Today is the 100th anniversary of the start of the Armenian genocide. Source: imgkid.

Tuesday, April 21, 2015

Saturation Point

Image Source: Business2Community.

Singularity experts regard ageing as a complex set of biological mechanisms which can be decoded, rebooted with stem cells, rejigged genetically, medicated, contained, redirected and even reversed. This is a literal-minded over-rationalization. Gurus like Ray Kurzweil set a date for the onset of the Singularity (the year 2045!), the way wild-eyed prophets used to arrive out of the desert to predict the end of the world. The end of the world was often a year that was almost, but not quite, over the horizon.

Perhaps ageing can be conquered by downloading human consciousness into a computer, or eased by engaging with the arts and material culture. However you choose to attack the problem, once you are out of the goldilocks zone of ages 18 to 35 - the period when the world weighs your juvenile potential and considers you to be naturally synchronized with material dynamics - the ageing process asks you one simple question about psychological agility: how much change can you take? Can you bear the emotional burden of the Singularity? What is your saturation point?

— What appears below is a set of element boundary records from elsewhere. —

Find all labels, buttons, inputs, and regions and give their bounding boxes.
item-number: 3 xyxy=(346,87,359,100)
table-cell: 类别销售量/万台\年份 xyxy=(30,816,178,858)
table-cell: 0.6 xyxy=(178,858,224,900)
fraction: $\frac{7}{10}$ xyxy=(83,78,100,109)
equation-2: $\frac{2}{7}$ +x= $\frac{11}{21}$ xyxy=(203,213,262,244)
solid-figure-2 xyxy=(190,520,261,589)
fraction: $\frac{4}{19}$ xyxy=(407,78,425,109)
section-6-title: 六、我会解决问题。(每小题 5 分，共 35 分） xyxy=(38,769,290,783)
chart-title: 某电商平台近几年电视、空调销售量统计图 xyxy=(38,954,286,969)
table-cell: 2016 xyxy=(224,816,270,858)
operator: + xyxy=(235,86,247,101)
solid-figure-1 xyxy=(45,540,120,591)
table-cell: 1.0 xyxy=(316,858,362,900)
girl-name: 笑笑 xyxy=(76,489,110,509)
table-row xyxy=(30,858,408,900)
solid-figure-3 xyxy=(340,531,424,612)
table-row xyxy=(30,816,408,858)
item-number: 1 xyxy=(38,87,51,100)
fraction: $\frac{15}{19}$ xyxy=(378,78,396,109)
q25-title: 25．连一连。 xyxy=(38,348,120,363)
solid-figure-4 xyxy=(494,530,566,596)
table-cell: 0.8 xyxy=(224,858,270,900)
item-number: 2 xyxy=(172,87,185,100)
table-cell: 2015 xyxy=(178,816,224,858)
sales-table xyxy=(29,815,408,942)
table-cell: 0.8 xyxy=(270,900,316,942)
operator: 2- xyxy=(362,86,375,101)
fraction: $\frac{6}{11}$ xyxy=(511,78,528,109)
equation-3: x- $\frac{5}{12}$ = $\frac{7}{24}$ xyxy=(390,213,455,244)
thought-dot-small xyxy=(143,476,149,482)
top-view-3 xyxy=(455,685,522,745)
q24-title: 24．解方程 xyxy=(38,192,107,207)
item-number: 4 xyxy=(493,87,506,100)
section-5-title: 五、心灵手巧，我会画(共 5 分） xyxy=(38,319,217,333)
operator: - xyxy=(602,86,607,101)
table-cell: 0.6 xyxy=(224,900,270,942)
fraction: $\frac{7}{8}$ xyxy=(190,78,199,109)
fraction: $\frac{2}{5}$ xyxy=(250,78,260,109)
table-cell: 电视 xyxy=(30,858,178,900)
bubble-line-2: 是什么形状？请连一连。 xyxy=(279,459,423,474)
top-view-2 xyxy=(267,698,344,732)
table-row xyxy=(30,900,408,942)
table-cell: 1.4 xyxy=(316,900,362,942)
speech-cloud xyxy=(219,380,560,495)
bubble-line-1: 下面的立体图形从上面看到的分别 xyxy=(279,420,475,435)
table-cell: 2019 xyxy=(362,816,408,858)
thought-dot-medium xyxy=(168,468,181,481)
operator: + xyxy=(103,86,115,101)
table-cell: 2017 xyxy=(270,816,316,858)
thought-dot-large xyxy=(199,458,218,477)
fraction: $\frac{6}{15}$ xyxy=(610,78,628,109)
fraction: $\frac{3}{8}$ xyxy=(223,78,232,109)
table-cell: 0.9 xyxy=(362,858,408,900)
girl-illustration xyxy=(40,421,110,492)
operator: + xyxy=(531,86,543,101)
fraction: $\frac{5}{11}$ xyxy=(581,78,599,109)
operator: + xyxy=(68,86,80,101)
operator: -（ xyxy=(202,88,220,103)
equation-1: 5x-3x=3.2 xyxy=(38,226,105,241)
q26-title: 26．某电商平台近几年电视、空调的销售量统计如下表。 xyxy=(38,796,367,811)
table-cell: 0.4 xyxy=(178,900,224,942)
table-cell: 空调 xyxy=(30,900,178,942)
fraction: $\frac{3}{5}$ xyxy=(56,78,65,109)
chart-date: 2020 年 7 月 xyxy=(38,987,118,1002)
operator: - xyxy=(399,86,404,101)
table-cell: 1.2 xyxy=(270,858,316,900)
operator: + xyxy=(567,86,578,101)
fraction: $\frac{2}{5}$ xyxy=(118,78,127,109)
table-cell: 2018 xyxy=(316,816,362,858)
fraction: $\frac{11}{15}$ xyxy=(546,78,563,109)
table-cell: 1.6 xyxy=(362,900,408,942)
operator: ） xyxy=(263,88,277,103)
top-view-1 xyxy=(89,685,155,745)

In Kim Stanley Robinson's Mars trilogy, the scientific unlocking of ageing biology and related diseases is fairly easily accomplished. The real challenge comes when the ultra-aged face prolonged mental distress as their brains are expected to survive beyond a normal human lifespan. After the Singularity, Robinson predicted, the eternally young will go mad. Only the most resilient will learn how to survive, and the results will not be pretty.